After our visit with NAD, we took a break at a local shopping center, Adigeo, to eat lunch. I’m not sure if it was this particular area, but malls in Italy seem to be much more upscale than US malls – the food was incredible, and my friend Emily and I even got to visit a local pasticceria for Romeo & Juliet cookies and Nutella tarts. On that note, Nutella is surprisingly very popular in Italy, because its origin is located not far in Piedmont, Italy. The photo below includes a display case of sweets in this particular bakery.

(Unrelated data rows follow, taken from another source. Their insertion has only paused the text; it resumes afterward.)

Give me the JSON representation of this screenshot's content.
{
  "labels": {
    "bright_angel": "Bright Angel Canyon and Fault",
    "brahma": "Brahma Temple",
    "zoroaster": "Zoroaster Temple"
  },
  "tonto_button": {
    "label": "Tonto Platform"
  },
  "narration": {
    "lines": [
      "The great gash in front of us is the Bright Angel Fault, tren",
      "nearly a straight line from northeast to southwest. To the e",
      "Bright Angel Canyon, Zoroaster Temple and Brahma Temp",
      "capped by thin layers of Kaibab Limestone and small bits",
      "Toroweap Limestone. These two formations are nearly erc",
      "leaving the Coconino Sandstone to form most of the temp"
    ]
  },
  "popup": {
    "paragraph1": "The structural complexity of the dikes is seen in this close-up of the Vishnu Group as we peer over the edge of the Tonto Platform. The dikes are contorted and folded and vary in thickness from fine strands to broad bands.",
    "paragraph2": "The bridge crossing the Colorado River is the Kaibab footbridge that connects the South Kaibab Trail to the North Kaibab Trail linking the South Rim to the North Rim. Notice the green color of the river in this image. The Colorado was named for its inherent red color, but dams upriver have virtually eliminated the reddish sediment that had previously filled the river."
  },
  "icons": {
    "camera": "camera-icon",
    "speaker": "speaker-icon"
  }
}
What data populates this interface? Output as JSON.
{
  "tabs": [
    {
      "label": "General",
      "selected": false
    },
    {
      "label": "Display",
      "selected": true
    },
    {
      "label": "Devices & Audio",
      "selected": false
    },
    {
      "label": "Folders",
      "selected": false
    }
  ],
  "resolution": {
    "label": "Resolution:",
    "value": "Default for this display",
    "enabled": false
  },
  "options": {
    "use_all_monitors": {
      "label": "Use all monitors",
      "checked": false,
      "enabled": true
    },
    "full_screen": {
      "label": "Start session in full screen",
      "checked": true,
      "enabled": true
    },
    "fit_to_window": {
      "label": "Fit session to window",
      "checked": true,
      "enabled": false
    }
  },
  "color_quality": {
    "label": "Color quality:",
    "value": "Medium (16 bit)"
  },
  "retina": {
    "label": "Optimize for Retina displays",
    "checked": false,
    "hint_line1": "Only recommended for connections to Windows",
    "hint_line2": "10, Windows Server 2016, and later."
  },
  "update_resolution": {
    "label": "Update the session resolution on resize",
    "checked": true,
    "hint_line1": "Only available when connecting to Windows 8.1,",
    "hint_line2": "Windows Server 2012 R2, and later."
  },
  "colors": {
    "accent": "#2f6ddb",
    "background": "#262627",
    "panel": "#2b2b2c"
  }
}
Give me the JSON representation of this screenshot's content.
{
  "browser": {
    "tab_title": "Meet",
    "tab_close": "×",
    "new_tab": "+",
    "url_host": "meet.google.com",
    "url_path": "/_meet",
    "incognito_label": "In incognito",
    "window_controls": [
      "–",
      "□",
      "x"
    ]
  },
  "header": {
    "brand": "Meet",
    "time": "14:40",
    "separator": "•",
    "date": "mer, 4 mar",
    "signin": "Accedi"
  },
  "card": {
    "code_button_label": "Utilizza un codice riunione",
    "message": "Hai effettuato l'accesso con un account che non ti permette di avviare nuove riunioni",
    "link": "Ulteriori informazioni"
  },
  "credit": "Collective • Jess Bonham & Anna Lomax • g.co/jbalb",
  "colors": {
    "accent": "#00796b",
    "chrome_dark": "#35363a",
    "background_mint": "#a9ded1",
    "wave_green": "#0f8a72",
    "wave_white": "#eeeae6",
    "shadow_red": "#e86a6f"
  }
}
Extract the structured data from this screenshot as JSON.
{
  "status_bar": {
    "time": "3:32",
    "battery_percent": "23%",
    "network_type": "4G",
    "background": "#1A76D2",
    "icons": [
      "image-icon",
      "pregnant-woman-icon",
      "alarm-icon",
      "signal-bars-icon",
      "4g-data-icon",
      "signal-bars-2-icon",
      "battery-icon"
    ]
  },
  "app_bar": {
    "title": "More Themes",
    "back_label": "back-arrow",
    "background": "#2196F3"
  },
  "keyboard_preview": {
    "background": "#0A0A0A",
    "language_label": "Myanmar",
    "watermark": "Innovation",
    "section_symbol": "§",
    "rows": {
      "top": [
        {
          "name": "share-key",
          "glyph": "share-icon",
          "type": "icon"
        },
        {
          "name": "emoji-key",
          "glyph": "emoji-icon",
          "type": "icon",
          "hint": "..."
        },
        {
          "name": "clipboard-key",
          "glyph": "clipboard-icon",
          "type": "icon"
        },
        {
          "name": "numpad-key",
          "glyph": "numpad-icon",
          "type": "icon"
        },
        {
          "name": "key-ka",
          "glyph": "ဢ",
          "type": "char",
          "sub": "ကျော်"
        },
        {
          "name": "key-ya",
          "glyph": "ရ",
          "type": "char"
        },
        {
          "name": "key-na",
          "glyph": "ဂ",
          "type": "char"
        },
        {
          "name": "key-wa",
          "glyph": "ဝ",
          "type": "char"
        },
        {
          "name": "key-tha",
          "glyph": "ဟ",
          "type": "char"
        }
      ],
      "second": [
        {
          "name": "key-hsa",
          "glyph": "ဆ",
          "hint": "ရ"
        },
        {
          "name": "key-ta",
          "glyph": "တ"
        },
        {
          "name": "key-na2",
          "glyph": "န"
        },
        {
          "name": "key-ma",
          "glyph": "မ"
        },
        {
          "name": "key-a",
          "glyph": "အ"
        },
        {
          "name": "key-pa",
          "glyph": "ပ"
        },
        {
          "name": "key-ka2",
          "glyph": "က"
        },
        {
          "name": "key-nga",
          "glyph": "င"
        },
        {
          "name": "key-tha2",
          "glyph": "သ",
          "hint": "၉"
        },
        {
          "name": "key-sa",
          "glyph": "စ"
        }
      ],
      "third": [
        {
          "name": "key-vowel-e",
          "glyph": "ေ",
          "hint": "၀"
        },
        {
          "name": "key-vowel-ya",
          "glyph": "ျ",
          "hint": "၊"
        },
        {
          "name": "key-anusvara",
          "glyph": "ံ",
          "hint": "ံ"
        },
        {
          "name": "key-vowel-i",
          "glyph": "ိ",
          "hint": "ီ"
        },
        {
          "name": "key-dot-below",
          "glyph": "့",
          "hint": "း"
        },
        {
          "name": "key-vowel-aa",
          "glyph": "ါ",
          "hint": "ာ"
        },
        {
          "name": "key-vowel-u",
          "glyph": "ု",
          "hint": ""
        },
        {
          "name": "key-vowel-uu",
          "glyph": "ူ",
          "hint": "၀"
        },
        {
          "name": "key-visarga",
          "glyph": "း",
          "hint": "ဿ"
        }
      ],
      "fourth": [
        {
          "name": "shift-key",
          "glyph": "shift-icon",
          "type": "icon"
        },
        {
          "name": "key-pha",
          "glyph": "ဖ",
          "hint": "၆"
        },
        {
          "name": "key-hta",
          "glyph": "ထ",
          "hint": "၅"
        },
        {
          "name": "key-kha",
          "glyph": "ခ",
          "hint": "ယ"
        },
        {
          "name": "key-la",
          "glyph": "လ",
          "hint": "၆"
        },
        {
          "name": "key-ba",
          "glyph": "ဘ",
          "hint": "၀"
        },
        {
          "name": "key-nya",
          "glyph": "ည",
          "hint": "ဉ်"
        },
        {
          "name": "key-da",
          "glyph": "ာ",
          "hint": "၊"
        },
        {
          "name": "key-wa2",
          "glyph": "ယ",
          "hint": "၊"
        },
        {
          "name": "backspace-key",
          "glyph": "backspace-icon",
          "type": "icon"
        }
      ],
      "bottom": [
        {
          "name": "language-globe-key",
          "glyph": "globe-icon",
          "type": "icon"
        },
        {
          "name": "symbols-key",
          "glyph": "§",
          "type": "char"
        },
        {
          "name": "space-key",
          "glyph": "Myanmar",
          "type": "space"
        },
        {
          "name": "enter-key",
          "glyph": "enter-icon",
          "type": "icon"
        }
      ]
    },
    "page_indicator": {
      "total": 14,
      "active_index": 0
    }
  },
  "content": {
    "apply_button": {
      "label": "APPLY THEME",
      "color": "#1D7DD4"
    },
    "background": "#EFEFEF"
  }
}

After lunch, we had a company visit at Mero&More. This small, local company makes and designs women’s fashions.They aim to stay small, because it is quite beneficial for them to be incredibly flexible in the ever-changing fashion market. Company representatives informed us about their practices, and we took a tour of facilities where designs are cut for assembly. At this visit, I learned about the design process. First, the designer sketches his idea, and models them on a mannequin. Then, if this idea is greeted with positive feedback, it will be prototyped on a computer. Later, the material is cut at Mero&More and assembled by a third party. I was introduced to the specific construct of model design. This concept industrializes artisanal ideas by materializing fashion designs into tangible clothing.
Though I’m not sure my studies will align with fashion in the future, I found today’s insight about design to be very useful. The design process is used in every industry, and I’m glad I got to see both perspectives of design – business and engineering.
My most anticipated day of the trip awaits us – Venice. I’m sure I will have plenty more to tell then, but for now, bounasera!